Geilenkirchen-Prummern: 150 Quadratmeter mehr Platz für die Feuerwehr

Geilenkirchen-Prummern: 150 Quadratmeter mehr Platz für die Feuerwehr

Die Löscheinheit Prummern der Freiwilligen Feuerwehr hatte an diesem Wochenende allen Grund zum Feiern: Nach nur etwas über einem Jahr Bauzeit konnten sie den Erweiterungsbau ihres Gerätehauses endlich in Betrieb nehmen.

Froh über diesen großen Gewinn begrüßte Löscheinheitsführer Hans-Josef Kempen alle Anwesenden des Einweihungsfestes und drückte seinen großen Dank gegenüber allen Beteiligten aus.

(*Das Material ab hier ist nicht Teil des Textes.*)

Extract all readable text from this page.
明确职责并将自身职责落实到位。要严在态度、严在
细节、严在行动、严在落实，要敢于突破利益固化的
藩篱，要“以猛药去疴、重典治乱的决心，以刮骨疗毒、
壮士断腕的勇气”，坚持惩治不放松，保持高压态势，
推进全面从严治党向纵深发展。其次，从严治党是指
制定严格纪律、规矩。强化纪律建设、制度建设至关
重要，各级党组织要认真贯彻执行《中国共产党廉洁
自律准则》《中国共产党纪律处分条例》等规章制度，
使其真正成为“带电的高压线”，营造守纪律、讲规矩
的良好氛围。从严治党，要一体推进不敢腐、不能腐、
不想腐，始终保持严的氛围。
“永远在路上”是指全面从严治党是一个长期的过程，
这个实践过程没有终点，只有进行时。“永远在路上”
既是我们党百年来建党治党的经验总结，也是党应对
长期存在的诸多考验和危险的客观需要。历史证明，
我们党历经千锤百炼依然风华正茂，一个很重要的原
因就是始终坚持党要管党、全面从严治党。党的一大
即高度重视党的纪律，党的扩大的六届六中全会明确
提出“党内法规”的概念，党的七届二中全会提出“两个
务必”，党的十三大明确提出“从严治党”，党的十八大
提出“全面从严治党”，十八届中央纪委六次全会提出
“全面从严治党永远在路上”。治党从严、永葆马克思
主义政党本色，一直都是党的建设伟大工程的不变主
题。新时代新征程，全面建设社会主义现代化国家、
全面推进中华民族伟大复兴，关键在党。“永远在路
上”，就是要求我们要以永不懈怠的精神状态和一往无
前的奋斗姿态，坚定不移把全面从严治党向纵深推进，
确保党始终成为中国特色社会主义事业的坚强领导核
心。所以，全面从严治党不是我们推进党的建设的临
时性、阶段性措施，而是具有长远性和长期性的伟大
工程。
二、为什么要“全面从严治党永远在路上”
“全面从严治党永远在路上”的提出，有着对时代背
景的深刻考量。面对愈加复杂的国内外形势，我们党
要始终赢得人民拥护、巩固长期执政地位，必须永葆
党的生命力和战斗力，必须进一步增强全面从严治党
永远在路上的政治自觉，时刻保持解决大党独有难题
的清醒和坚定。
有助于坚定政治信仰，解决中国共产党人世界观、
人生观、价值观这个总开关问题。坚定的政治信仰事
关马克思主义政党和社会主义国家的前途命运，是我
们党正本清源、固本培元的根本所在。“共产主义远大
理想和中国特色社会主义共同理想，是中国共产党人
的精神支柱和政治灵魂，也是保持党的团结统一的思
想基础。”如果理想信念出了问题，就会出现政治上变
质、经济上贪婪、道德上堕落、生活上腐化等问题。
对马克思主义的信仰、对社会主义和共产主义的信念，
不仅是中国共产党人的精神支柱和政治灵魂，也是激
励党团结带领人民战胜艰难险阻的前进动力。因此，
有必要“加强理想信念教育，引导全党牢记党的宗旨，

Mit einem „was lange währt, wird endlich gut“ begann er einen kurzen historischen Abriss über die Räumlichkeiten der Feuerwehrleute: Alles begann 1907 mit dem Bau des sogenannten Steigerturms. Das später angebaute Spritzenhaus beherbergte über Jahrzehnte hinweg den legendären Opel Blitz, dessen größerer Nachfolger 1983 dann jedoch dazu führte, dass auch diese Räumlichkeiten zu eng wurden.

Es entstand die Fahrzeughalle auf der gegenüberliegenden Straßenseite. Mit der Anschaffung des aktuellen Fahrzeuges wurde 2008 wiederum klar, dass die räumliche Enge untragbar und vor allem mit einem großen Gefahrenpotenzial verbunden war.

Über den nun hinzugekommenen Neubau, der rund 350.000 Euro kostete und knapp 150 Quadratmeter umfasst, freute sich auch Bürgermeister Georg Schmitz. Der Bau, der sich gut in die Umgebung einfüge und ein großes Anliegen von Stadtwehrleiter Michael Meyer war, schaffe nun die Voraussetzung dafür, dass „die Löscheinheit Prummern ihre Aufgaben auch in Zukunft in der gewohnten und erwarteten Weise erfüllen kann“.

Im Anschluss übergab Schmitz den symbolischen Schlüssel zum Gebäude an den stellvertretenden Stadtbrandmeister Frank Büßelberg. Auch er zeigte sich stolz über diesen neuen Bau und überreichte den Schlüssel wiederum an Hans-Josef Kempen und seine Einheit.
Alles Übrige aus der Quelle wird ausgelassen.